The change in the individual red blood cell volume ratio (PCV%) of the main hematopoiesis is shown in FIG. 6. As shown in FIG. 6, the vaccinated group showed a slightly reduced volume ratio of 30-37% after 7 days of vaccination. Afterwards, it gradually decreased, and recovered 2 to 34% before challenge. After inoculation, it was slightly decreased, but returned to normal at 34-36% at 30 days after inoculation (63 days after vaccination). After that, most of the volume ratios were shown until the end of the experiment (84 days after the start of the experiment). In comparison, the control group showed a continuous decrease in the volume of red blood cells after challenge, with infection rates of 25-27% at 40 days (70 days after the start of the challenge) and 22 at 84 days after the experiment. Infection rate was ˜24%.

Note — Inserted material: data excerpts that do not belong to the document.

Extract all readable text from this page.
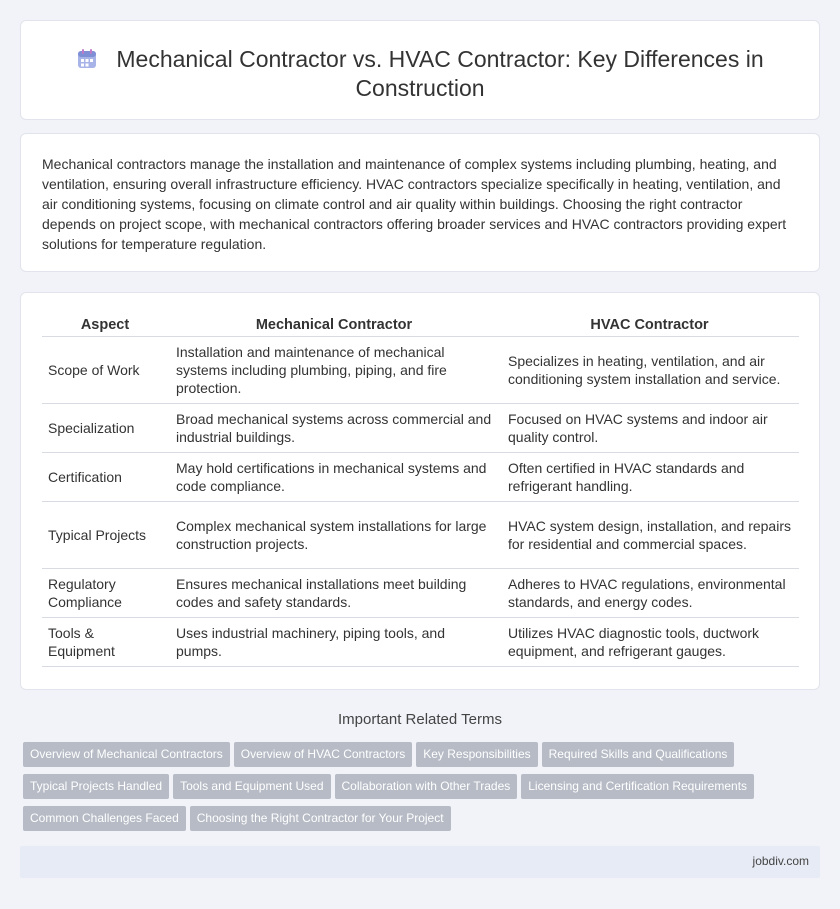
Mechanical Contractor vs. HVAC Contractor: Key Differences in Construction

Mechanical contractors manage the installation and maintenance of complex systems including plumbing, heating, and ventilation, ensuring overall infrastructure efficiency. HVAC contractors specialize specifically in heating, ventilation, and air conditioning systems, focusing on climate control and air quality within buildings. Choosing the right contractor depends on project scope, with mechanical contractors offering broader services and HVAC contractors providing expert solutions for temperature regulation.

Aspect	Mechanical Contractor	HVAC Contractor
Scope of Work	Installation and maintenance of mechanical systems including plumbing, piping, and fire protection.	Specializes in heating, ventilation, and air conditioning system installation and service.
Specialization	Broad mechanical systems across commercial and industrial buildings.	Focused on HVAC systems and indoor air quality control.
Certification	May hold certifications in mechanical systems and code compliance.	Often certified in HVAC standards and refrigerant handling.
Typical Projects	Complex mechanical system installations for large construction projects.	HVAC system design, installation, and repairs for residential and commercial spaces.
Regulatory Compliance	Ensures mechanical installations meet building codes and safety standards.	Adheres to HVAC regulations, environmental standards, and energy codes.
Tools & Equipment	Uses industrial machinery, piping tools, and pumps.	Utilizes HVAC diagnostic tools, ductwork equipment, and refrigerant gauges.
Important Related Terms
Overview of Mechanical Contractors Overview of HVAC Contractors Key Responsibilities Required Skills and Qualifications
Typical Projects Handled Tools and Equipment Used Collaboration with Other Trades Licensing and Certification Requirements
Common Challenges Faced Choosing the Right Contractor for Your Project
jobdiv.com
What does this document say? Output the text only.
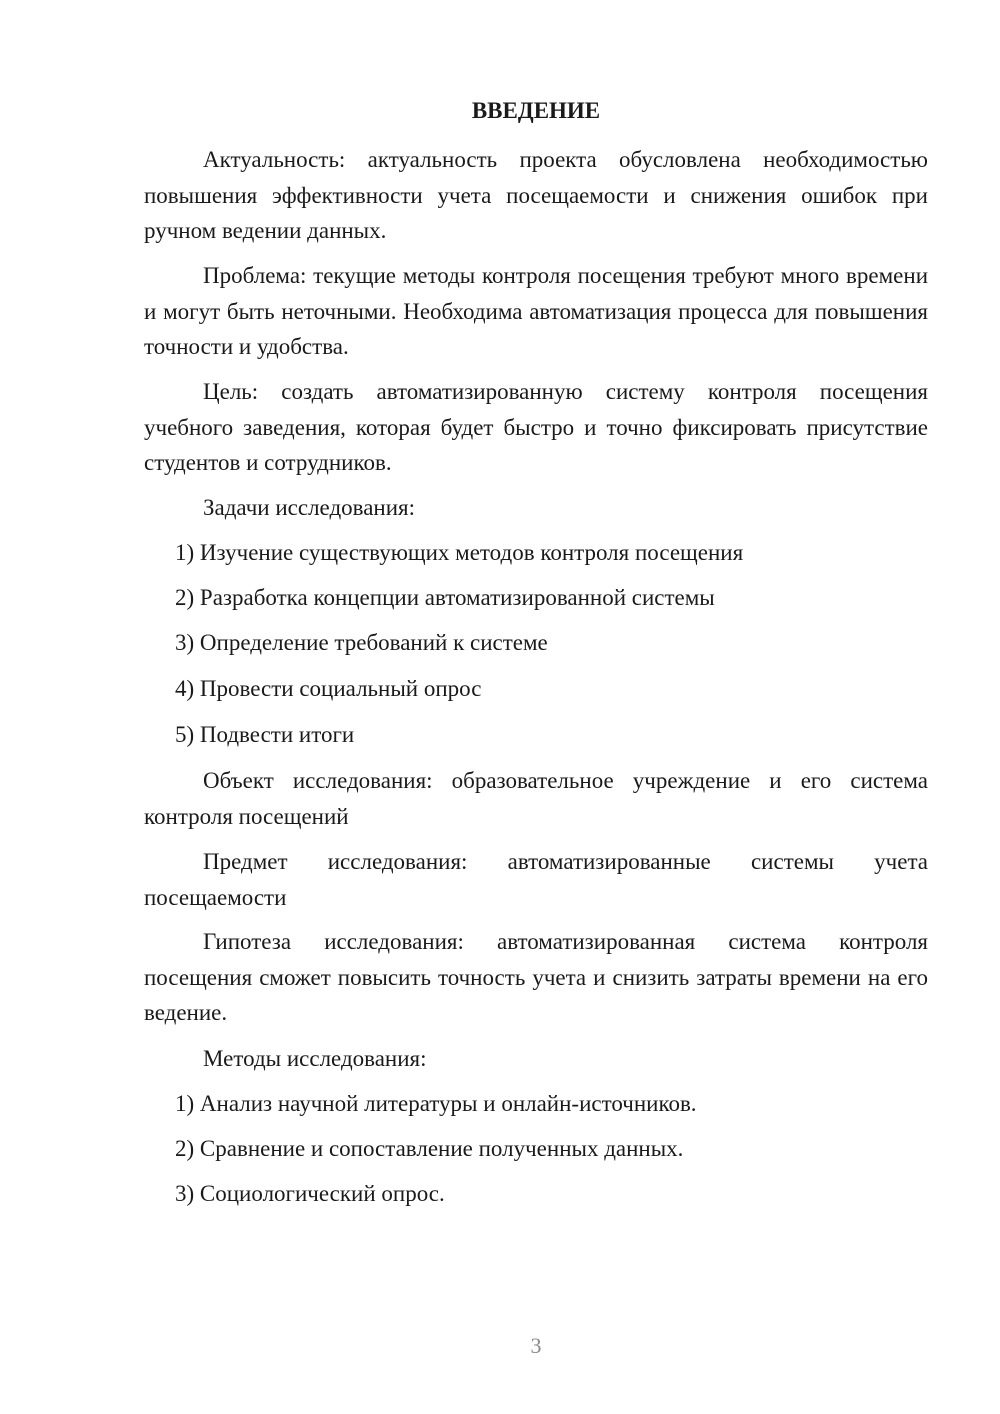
ВВЕДЕНИЕ

Актуальность: актуальность проекта обусловлена необходимостью повышения эффективности учета посещаемости и снижения ошибок при ручном ведении данных.

Проблема: текущие методы контроля посещения требуют много времени и могут быть неточными. Необходима автоматизация процесса для повышения точности и удобства.

Цель: создать автоматизированную систему контроля посещения учебного заведения, которая будет быстро и точно фиксировать присутствие студентов и сотрудников.

Задачи исследования:

1) Изучение существующих методов контроля посещения

2) Разработка концепции автоматизированной системы

3) Определение требований к системе

4) Провести социальный опрос

5) Подвести итоги

Объект исследования: образовательное учреждение и его система контроля посещений

Предмет исследования: автоматизированные системы учета посещаемости

Гипотеза исследования: автоматизированная система контроля посещения сможет повысить точность учета и снизить затраты времени на его ведение.

Методы исследования:

1) Анализ научной литературы и онлайн-источников.

2) Сравнение и сопоставление полученных данных.

3) Социологический опрос.

3
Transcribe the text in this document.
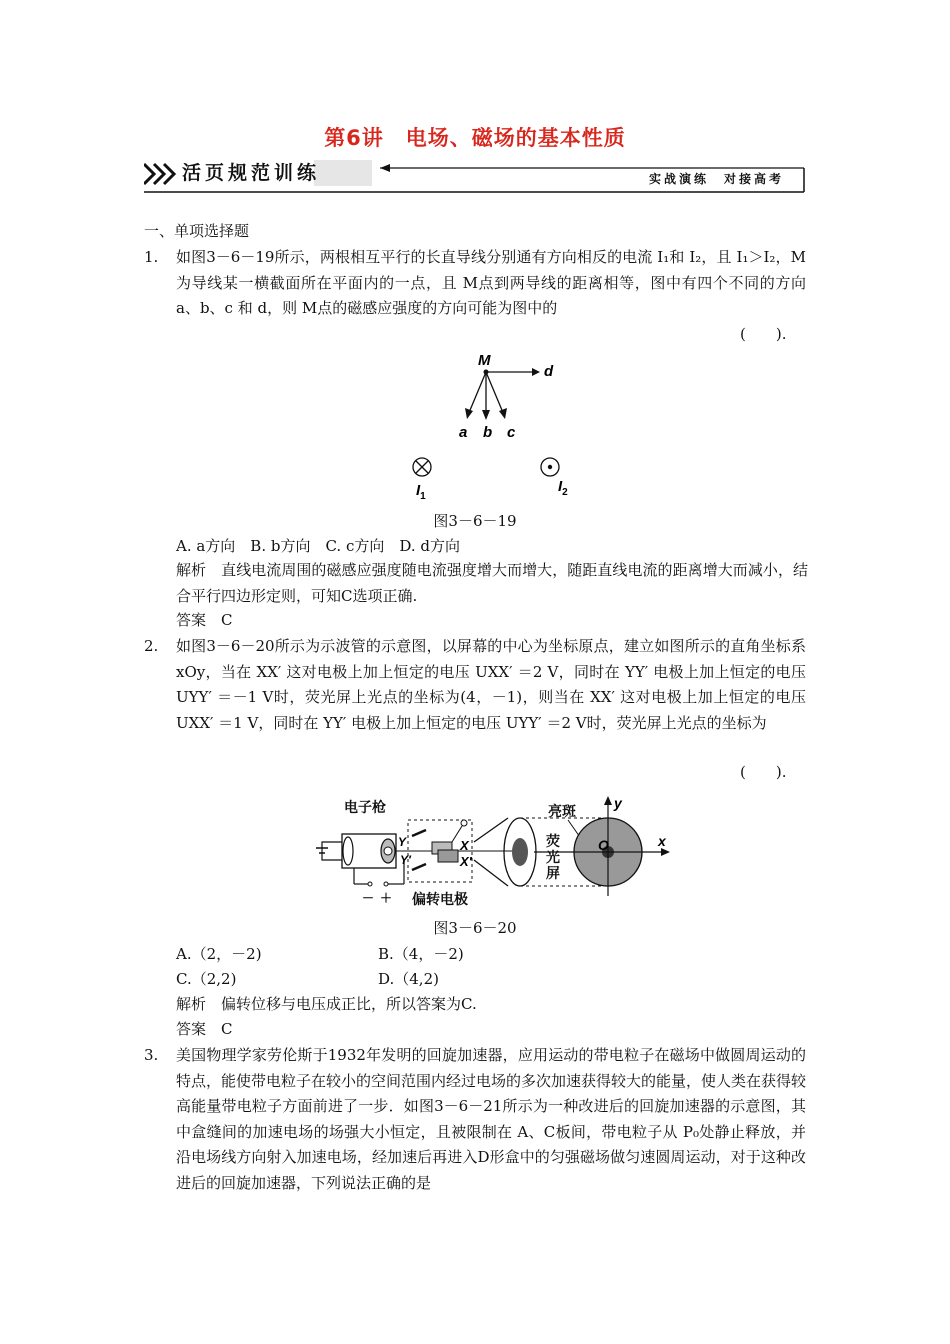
第6讲　电场、磁场的基本性质
活页规范训练	实战演练　对接高考
一、单项选择题
1. 如图3－6－19所示，两根相互平行的长直导线分别通有方向相反的电流 I₁和 I₂，且 I₁＞I₂，M为导线某一横截面所在平面内的一点，且 M点到两导线的距离相等，图中有四个不同的方向 a、b、c 和 d，则 M点的磁感应强度的方向可能为图中的
(　　).
M
d
a b c
$I_1$
$I_2$
图3－6－19
A. a方向　B. b方向　C. c方向　D. d方向
解析　直线电流周围的磁感应强度随电流强度增大而增大，随距直线电流的距离增大而减小，结合平行四边形定则，可知C选项正确.
答案　C
2. 如图3－6－20所示为示波管的示意图，以屏幕的中心为坐标原点，建立如图所示的直角坐标系 xOy，当在 XX′ 这对电极上加上恒定的电压 UXX′ ＝2 V，同时在 YY′ 电极上加上恒定的电压 UYY′ ＝－1 V时，荧光屏上光点的坐标为(4，－1)，则当在 XX′ 这对电极上加上恒定的电压 UXX′ ＝1 V，同时在 YY′ 电极上加上恒定的电压 UYY′ ＝2 V时，荧光屏上光点的坐标为
(　　).
电子枪	亮斑
荧
光
屏
偏转电极
－ ＋
Y
Y′
X
X′
x
y
O
图3－6－20
A.（2，－2)	B.（4，－2)
C.（2,2)	D.（4,2)
解析　偏转位移与电压成正比，所以答案为C.
答案　C
3. 美国物理学家劳伦斯于1932年发明的回旋加速器，应用运动的带电粒子在磁场中做圆周运动的特点，能使带电粒子在较小的空间范围内经过电场的多次加速获得较大的能量，使人类在获得较高能量带电粒子方面前进了一步．如图3－6－21所示为一种改进后的回旋加速器的示意图，其中盒缝间的加速电场的场强大小恒定，且被限制在 A、C板间，带电粒子从 P₀处静止释放，并沿电场线方向射入加速电场，经加速后再进入D形盒中的匀强磁场做匀速圆周运动，对于这种改进后的回旋加速器，下列说法正确的是
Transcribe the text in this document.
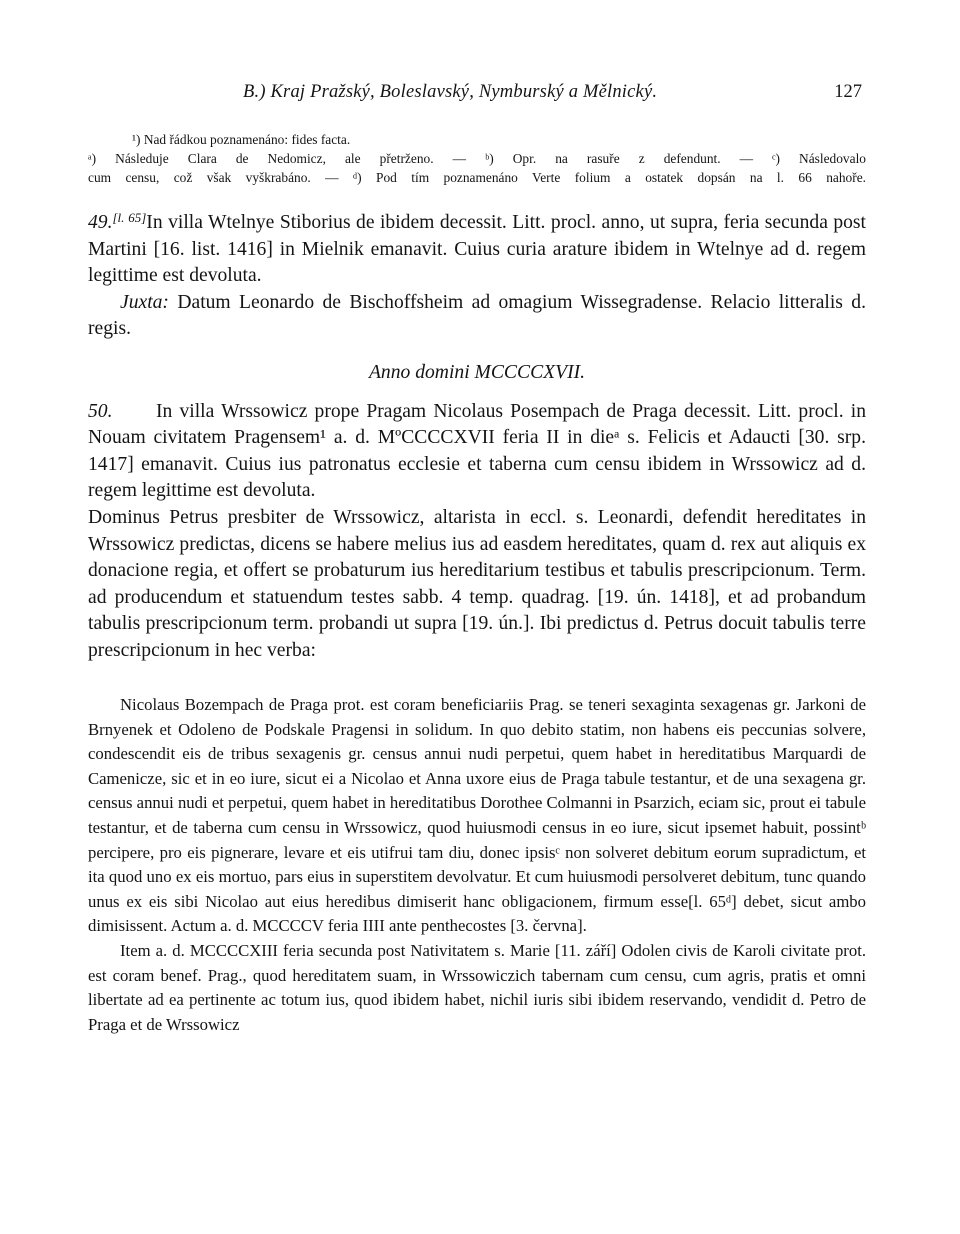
B.) Kraj Pražský, Boleslavský, Nymburský a Mělnický.	127
¹) Nad řádkou poznamenáno: fides facta.
ᵃ) Následuje Clara de Nedomicz, ale přetrženo. — ᵇ) Opr. na rasuře z defendunt. — ᶜ) Následovalo
cum censu, což však vyškrabáno. — ᵈ) Pod tím poznamenáno Verte folium a ostatek dopsán na l. 66 nahoře.

49.[l. 65]In villa Wtelnye Stiborius de ibidem decessit. Litt. procl. anno, ut supra, feria secunda post Martini [16. list. 1416] in Mielnik emanavit. Cuius curia arature ibidem in Wtelnye ad d. regem legittime est devoluta.

Juxta: Datum Leonardo de Bischoffsheim ad omagium Wissegradense. Relacio litteralis d. regis.

Anno domini MCCCCXVII.

50. In villa Wrssowicz prope Pragam Nicolaus Posempach de Praga decessit. Litt. procl. in Nouam civitatem Pragensem¹ a. d. MºCCCCXVII feria II in dieᵃ s. Felicis et Adaucti [30. srp. 1417] emanavit. Cuius ius patronatus ecclesie et taberna cum censu ibidem in Wrssowicz ad d. regem legittime est devoluta.

Dominus Petrus presbiter de Wrssowicz, altarista in eccl. s. Leonardi, defendit hereditates in Wrssowicz predictas, dicens se habere melius ius ad easdem hereditates, quam d. rex aut aliquis ex donacione regia, et offert se probaturum ius hereditarium testibus et tabulis prescripcionum. Term. ad producendum et statuendum testes sabb. 4 temp. quadrag. [19. ún. 1418], et ad probandum tabulis prescripcionum term. probandi ut supra [19. ún.]. Ibi predictus d. Petrus docuit tabulis terre prescripcionum in hec verba:

Nicolaus Bozempach de Praga prot. est coram beneficiariis Prag. se teneri sexaginta sexagenas gr. Jarkoni de Brnyenek et Odoleno de Podskale Pragensi in solidum. In quo debito statim, non habens eis peccunias solvere, condescendit eis de tribus sexagenis gr. census annui nudi perpetui, quem habet in hereditatibus Marquardi de Camenicze, sic et in eo iure, sicut ei a Nicolao et Anna uxore eius de Praga tabule testantur, et de una sexagena gr. census annui nudi et perpetui, quem habet in hereditatibus Dorothee Colmanni in Psarzich, eciam sic, prout ei tabule testantur, et de taberna cum censu in Wrssowicz, quod huiusmodi census in eo iure, sicut ipsemet habuit, possintᵇ percipere, pro eis pignerare, levare et eis utifrui tam diu, donec ipsisᶜ non solveret debitum eorum supradictum, et ita quod uno ex eis mortuo, pars eius in superstitem devolvatur. Et cum huiusmodi persolveret debitum, tunc quando unus ex eis sibi Nicolao aut eius heredibus dimiserit hanc obligacionem, firmum esse[l. 65ᵈ] debet, sicut ambo dimisissent. Actum a. d. MCCCCV feria IIII ante penthecostes [3. června].

Item a. d. MCCCCXIII feria secunda post Nativitatem s. Marie [11. září] Odolen civis de Karoli civitate prot. est coram benef. Prag., quod hereditatem suam, in Wrssowiczich tabernam cum censu, cum agris, pratis et omni libertate ad ea pertinente ac totum ius, quod ibidem habet, nichil iuris sibi ibidem reservando, vendidit d. Petro de Praga et de Wrssowicz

As described above, as a result of comparing and analyzing the change in blood infection rate and erythrocyte volume ratio over time between the groups, there was a statistically significant difference between the stabilate vaccine group and the control group (p <0.05).

As described above, since the stabilized vaccine prepared according to the present invention was recognized to have a statistically significant protective ability, the vaccine of the present invention can be effectively used for the prevention of bovine Tyreria disease.

Claims (5)

An attenuated vaccine against bovine ilearia disease , which contains stabilate isolated from Theileria sergenti , Sungwhan stock as an active ingredient. The method of claim 1, wherein the stabilate is (a) blood vaccination and dropping the tick nymph to the cilia infected with Tyreria to recover the adult; (b) harvested infected ticks were then wicked and sensitized to rabbits and harvested; (c) A vaccine isolated by aseptic harvesting of salivary glands from collected ticks. The vaccine of claim 1 or 2 formulated as an injection. (a) vampire mite nymphs on calves infected with Tyreria and then recovered; (b) harvested infected ticks were then wicked and sensitized to rabbits and harvested; (c) aseptically collecting salivary glands from collected mites: Including, the method of producing a vaccine according to claim 1. A method of preventing bovine tyreria disease, comprising administering a vaccine according to claim 1 to a bovine.